Implementation Plan: Use a single index for all API results

[AetherUnbound]

Description

After consulting with some Elasticsearch experts, we've determined that we may be able to improve Elasticsearch performance by using a single index with a sensitive keyword rather than two indices (filtered & unfiltered). The existence of two indices that are being regularly queried means that Elasticsearch must be loading records off disk from both indices much more frequently than it would do so on its own. The difference in disk ops between querying two indices and only one index can be seen in this graph:

The easiest way to accomplish this might be an extra step during the initial indexing when building the document to feed into Elasticsearch which uses the sensitive terms list to determine a sensitive keyword field on the document.

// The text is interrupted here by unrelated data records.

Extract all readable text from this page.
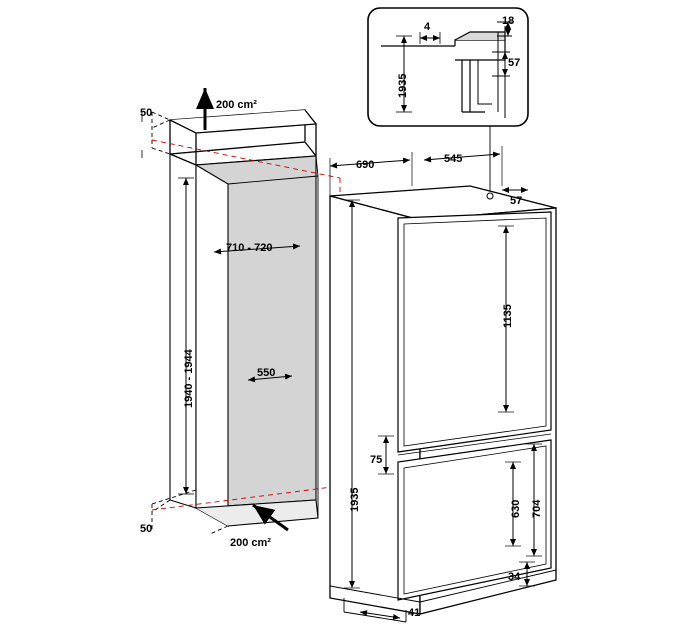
50
200 cm²
710 - 720
550
1940 - 1944
50
200 cm²
690	545
57
1135
75
1935	630 704
34
41
4	18
57
1935
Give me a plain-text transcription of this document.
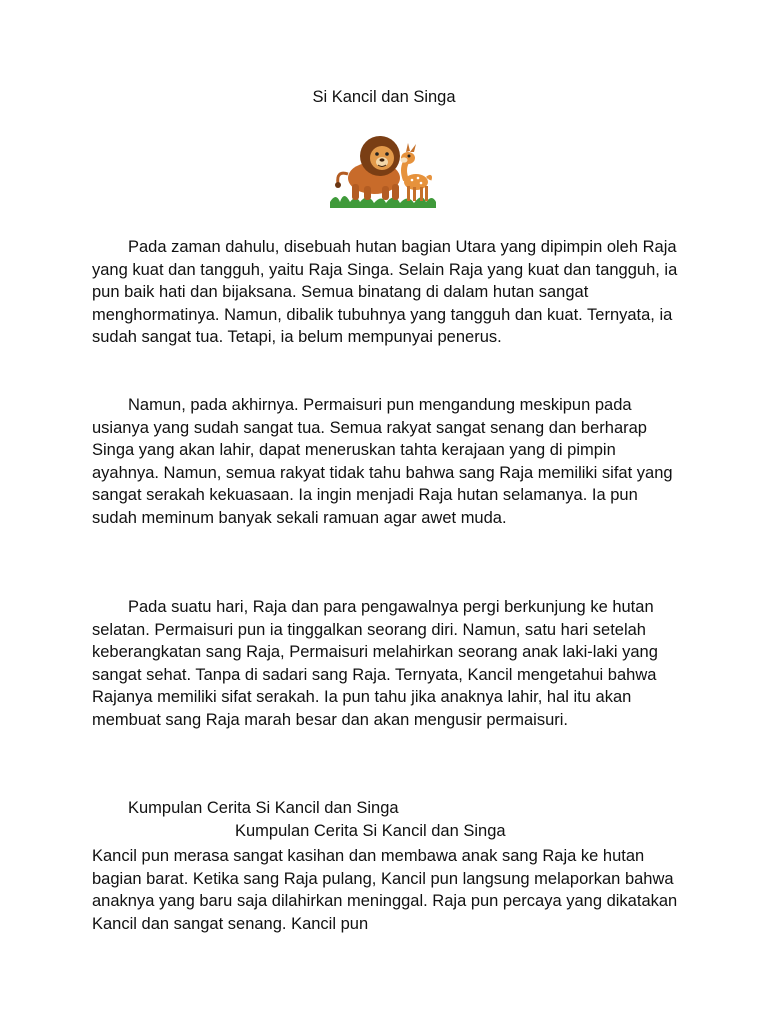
Si Kancil dan Singa

Pada zaman dahulu, disebuah hutan bagian Utara yang dipimpin oleh Raja yang kuat dan tangguh, yaitu Raja Singa. Selain Raja yang kuat dan tangguh, ia pun baik hati dan bijaksana. Semua binatang di dalam hutan sangat menghormatinya. Namun, dibalik tubuhnya yang tangguh dan kuat. Ternyata, ia sudah sangat tua. Tetapi, ia belum mempunyai penerus.

Namun, pada akhirnya. Permaisuri pun mengandung meskipun pada usianya yang sudah sangat tua. Semua rakyat sangat senang dan berharap Singa yang akan lahir, dapat meneruskan tahta kerajaan yang di pimpin ayahnya. Namun, semua rakyat tidak tahu bahwa sang Raja memiliki sifat yang sangat serakah kekuasaan. Ia ingin menjadi Raja hutan selamanya. Ia pun sudah meminum banyak sekali ramuan agar awet muda.

Pada suatu hari, Raja dan para pengawalnya pergi berkunjung ke hutan selatan. Permaisuri pun ia tinggalkan seorang diri. Namun, satu hari setelah keberangkatan sang Raja, Permaisuri melahirkan seorang anak laki-laki yang sangat sehat. Tanpa di sadari sang Raja. Ternyata, Kancil mengetahui bahwa Rajanya memiliki sifat serakah. Ia pun tahu jika anaknya lahir, hal itu akan membuat sang Raja marah besar dan akan mengusir permaisuri.

Kumpulan Cerita Si Kancil dan Singa
Kumpulan Cerita Si Kancil dan Singa

Kancil pun merasa sangat kasihan dan membawa anak sang Raja ke hutan bagian barat. Ketika sang Raja pulang, Kancil pun langsung melaporkan bahwa anaknya yang baru saja dilahirkan meninggal. Raja pun percaya yang dikatakan Kancil dan sangat senang. Kancil pun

It might also be possible to build and index the documents in a first step and default to sensitive=False, then process all the documents in a second pass once the index is built. This could query the documents matching the sensitive terms list and update the sensitive field for those documents (since we've seen they're about 1% of the total index size). We could use the bulk update API for this, although we've been discouraged from doing so since that would be a very long-running request against the cluster.

Alternatives

We can leave the cluster as-is with the two index setup; it has not been shown to affect the periodic response time spike we've been seeing recently.

Additional context

The original outline for the two index approach can be found here: https://docs.openverse.org/projects/proposals/trust_and_safety/detecting_sensitive_textual_content/20230330-implementation_plan_filtering_and_designating_results_with_sensitive_textual_content.html

[sarayourfriend]

@AetherUnbound I was wondering if you had any thoughts about when we might prioritise this? I think it would have benefits for service reliability, particularly with index redundancy, if we had fewer indexes spread across the data nodes (we could increase the number of replicas, for example, so that no single node carries a significant amount of any one index).

I also wanted to record some thoughts I had today about how this could work. In particular, regarding the new sensitive field on the index. I'm not sure if you used "keyword" intentionally, Madison, but it would be great to have it actually be a keyword list field, mirroring the "sensitivity_reasons" that we return from the API. So if the work is sensitive due to a confirmed use report, we would add user_reported to the sensitive keyword list. If the work has sensitive text, detected during ingestion, we would add sensitive_text to the sensitive keyword list on the work.

When filtering for non-sensitive works (the default behaviour), instead of using mature=false in the query, we'd query for works where sensitive is an empty list. This makes the sensitivity reasons on the API response trivial construct. It would save at least one ES query for every search, and could save database queries as well for image results and audio results without waveform data.

[AetherUnbound]

That's a good question - I imagine it would affect the work being done as part of #383. Do you think it would make sense to include this in that effort at all, or should it be a separate prioritization?

[sarayourfriend]

Can you specify how you see the relation to the other project? The moderation workflows project wouldn't effect the way user reported sensitivity is detected during ingestion (which is done by checking for an entry in the SensitiveMedia tables). That's remaining the same in the moderation workflows project.

I think this one could be done agnostic of the moderation workflow changes, but I might be missing a connection between them.

[AetherUnbound]

I see! I was thinking it might be involved because both (seemingly, to me) involve modifying the mature/sensitive aspects of the Elasticsearch index, so it might be more ideal to have them occur at the same time. If they can be done distinctly, then perhaps that's best.

[sarayourfriend]

Gotcha. #383 doesn't actually won't change anything about the way we handle mature/sensitive in our indexes, we'll keep using the same method of reading from the sensitive media tables at indexing time. I think this IP would augment that process with additional checks on the sensitive terms list, in addition to potential changes to how we represent that information in the index (as I suggested above).

383 doesn't touch the ingestion server at all in fact, and doesn't modify search either, so this IP and that project can happen in any order without interrupting each other.

[sarayourfriend]

@stacimc Heads up that it would be good to keep this IP in mind during the ingestion server removal project. Mainly just want to make sure that we don't make it harder to remove the double-index approach than it is now. I'd be surprised if we managed to make it harder, but worth checking to be sure.

[sarayourfriend]

Just dropping a note on how to potentially reduce the subset of works that need to be scanned, it's theoretically possible for us to exclude a subset of providers from sensitive content detection, I think. Nappy and WP Photo Directory for example are definitely safe to skip. Their datasets are relatively small, but even then, I think from a perspective of trying to reduce the false positives, it's a good idea to not use our naive text analysis method when we know that the provider is safe.

We could implement this in the existing reindex query by adding an OR clause to the boolean when creating the filtered index: source in <trusted subset> OR <existing terms query>

For a single index approach, it would just mean skipping whatever text analysis we end up doing when the source is in the trusted subset.